In a recent survey, kids clothing subscription company Mac and Mia surveyed 2000 new parents to find out how they are documenting their kids lives on social media, and what concerns they may have.

First of all, people without children seem to feel a bit differently about the onslaught of baby pictures online than those who are parents. 18 percent of people say before they had kids, they were annoyed by their friends baby posts. But after having children of their own, 73 percent admit they post progress pictures of their little ones every single month.

Not only are new parents letting the world know each time their baby is a month older, but they are posting about their kids every few days or so. Men and women report they post 6-7 times per month about their baby.

And while 70 percent of new parents say the benefit of using social media is how easy it is to help family and friends feel involved, there are some downsides. Here are a few tips to avoid the pitfall of becoming paparazzi parents.

Dont miss the moment

In the Mac and Mia survey, some parents admitted to spending up to two hours to get the perfect shot of their baby. That seems a little extreme. New and old parents alike should be careful about spending so much time taking pictures and videos that they dont enjoy the moment. Years ago, I decided to never live an experience through my phone. A study by Linda Henkel, a psychology professor at Fairfield University in Connecticut, found that when people took pictures of objects in an art museum, they didnt remember the objects as well as if they simply observed them.
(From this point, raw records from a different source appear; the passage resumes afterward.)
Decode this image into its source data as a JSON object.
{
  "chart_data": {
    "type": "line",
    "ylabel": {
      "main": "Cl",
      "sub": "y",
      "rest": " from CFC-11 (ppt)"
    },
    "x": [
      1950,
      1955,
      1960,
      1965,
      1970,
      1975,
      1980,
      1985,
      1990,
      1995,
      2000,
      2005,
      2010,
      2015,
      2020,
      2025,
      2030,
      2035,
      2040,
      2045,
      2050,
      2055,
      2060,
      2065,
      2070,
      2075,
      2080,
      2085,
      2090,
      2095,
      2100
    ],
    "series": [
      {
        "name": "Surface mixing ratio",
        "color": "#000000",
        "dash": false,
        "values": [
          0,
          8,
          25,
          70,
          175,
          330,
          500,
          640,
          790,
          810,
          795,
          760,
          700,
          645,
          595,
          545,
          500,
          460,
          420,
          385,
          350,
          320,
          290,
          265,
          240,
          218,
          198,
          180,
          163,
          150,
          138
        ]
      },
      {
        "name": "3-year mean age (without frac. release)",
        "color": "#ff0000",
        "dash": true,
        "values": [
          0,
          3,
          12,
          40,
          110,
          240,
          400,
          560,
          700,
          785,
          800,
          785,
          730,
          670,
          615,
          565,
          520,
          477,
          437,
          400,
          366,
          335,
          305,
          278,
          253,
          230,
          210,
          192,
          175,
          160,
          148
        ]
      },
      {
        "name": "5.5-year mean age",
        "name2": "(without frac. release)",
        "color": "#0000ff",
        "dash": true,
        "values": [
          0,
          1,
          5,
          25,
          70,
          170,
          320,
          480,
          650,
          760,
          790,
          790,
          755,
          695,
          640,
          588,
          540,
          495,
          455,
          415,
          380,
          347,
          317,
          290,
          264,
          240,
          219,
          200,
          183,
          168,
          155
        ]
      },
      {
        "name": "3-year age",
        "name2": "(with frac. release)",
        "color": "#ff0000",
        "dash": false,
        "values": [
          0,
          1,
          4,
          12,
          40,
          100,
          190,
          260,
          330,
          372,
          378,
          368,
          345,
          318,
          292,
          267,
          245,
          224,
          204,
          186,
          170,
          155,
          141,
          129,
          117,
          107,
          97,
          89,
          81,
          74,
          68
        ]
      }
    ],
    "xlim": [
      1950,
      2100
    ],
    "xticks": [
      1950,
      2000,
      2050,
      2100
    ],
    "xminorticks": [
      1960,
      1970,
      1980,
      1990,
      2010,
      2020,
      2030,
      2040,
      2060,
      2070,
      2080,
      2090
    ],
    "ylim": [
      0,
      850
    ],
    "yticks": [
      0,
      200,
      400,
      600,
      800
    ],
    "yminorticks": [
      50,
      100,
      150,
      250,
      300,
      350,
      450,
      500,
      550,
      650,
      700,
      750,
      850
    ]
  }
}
This photo-taking impairment effect can happen to parents as well. If we are so consumed by getting the perfect photo, we can miss out on the moment all together, and our memory of it will suffer.

Dont forget about privacy

60 percent of couples say they have discussed rules and boundaries for posting their babys photos, according to the Mac and Mia survey. Even so, men are 34 percent more likely to publish baby posts on public accounts. If parents are concerned about their childrens privacy, keeping photos off of public accounts is a given.

In the Washington Post, Stacey Steinberg, a legal skills professor at the University of Florida, and Bahareh Keith, a Portland pediatrician, wrote that sharing too much information about kids online puts them at risk. They write that all that sharenting can make it easier for data thieves to target out kids for identity theft. Check that your privacy settings are where they should be and never share identifying information like full names and birth dates.

Dont be paparazzi parents

36 percent of parents say they take issue when their childs photo is posted online by someone else. Responsible social media users will always ask permission before posting a photo of another child. But parents should also think about whether their own children will take issue with their own posted photos a few years down the road.
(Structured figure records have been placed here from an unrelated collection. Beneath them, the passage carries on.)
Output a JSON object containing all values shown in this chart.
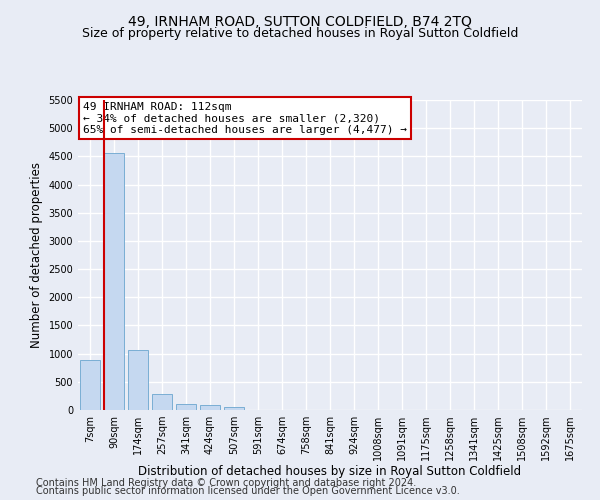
{
  "title": "49, IRNHAM ROAD, SUTTON COLDFIELD, B74 2TQ",
  "subtitle": "Size of property relative to detached houses in Royal Sutton Coldfield",
  "xlabel": "Distribution of detached houses by size in Royal Sutton Coldfield",
  "ylabel": "Number of detached properties",
  "categories": [
    "7sqm",
    "90sqm",
    "174sqm",
    "257sqm",
    "341sqm",
    "424sqm",
    "507sqm",
    "591sqm",
    "674sqm",
    "758sqm",
    "841sqm",
    "924sqm",
    "1008sqm",
    "1091sqm",
    "1175sqm",
    "1258sqm",
    "1341sqm",
    "1425sqm",
    "1508sqm",
    "1592sqm",
    "1675sqm"
  ],
  "values": [
    880,
    4560,
    1060,
    290,
    100,
    95,
    60,
    0,
    0,
    0,
    0,
    0,
    0,
    0,
    0,
    0,
    0,
    0,
    0,
    0,
    0
  ],
  "bar_color": "#c5d8f0",
  "bar_edge_color": "#7aaed4",
  "vline_x": 1.0,
  "vline_color": "#cc0000",
  "annotation_text": "49 IRNHAM ROAD: 112sqm\n← 34% of detached houses are smaller (2,320)\n65% of semi-detached houses are larger (4,477) →",
  "annotation_box_color": "#ffffff",
  "annotation_box_edge": "#cc0000",
  "ylim": [
    0,
    5500
  ],
  "yticks": [
    0,
    500,
    1000,
    1500,
    2000,
    2500,
    3000,
    3500,
    4000,
    4500,
    5000,
    5500
  ],
  "footer1": "Contains HM Land Registry data © Crown copyright and database right 2024.",
  "footer2": "Contains public sector information licensed under the Open Government Licence v3.0.",
  "bg_color": "#e8ecf5",
  "plot_bg_color": "#e8ecf5",
  "grid_color": "#ffffff",
  "title_fontsize": 10,
  "subtitle_fontsize": 9,
  "xlabel_fontsize": 8.5,
  "ylabel_fontsize": 8.5,
  "tick_fontsize": 7,
  "footer_fontsize": 7,
  "annot_fontsize": 8
}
When parents are constantly snapping pictures and throwing them on social media, it can be easy to forget to pause and make sure the post is appropriate. I always use the billboard example with my kids. I ask them to picture whatever they are posting going up on a billboard in our neighborhood. If they are okay with that, then their post is probably fine. Parents should ask themselves this same question when posting about their children. But they should also ask themselves if their child would be OK with this post on a billboard in 15 years. If it would cause embarrassment or humiliation, it might be best to keep it private.

Once children reach an appropriate age, parents should include them in the process of deciding what pictures are OK to post. Researchers at the University of Michigan surveyed 10- to 17-year-olds and found children believe their parents should ask permission more than parents think they should. The kids in the survey said sharing happy family moments, or accomplishments in sports, school and hobbies is fine. But when the post is negative (like when a child is disciplined) or embarrassing (think naked baby pictures or messy hair), kids say to keep it off social media.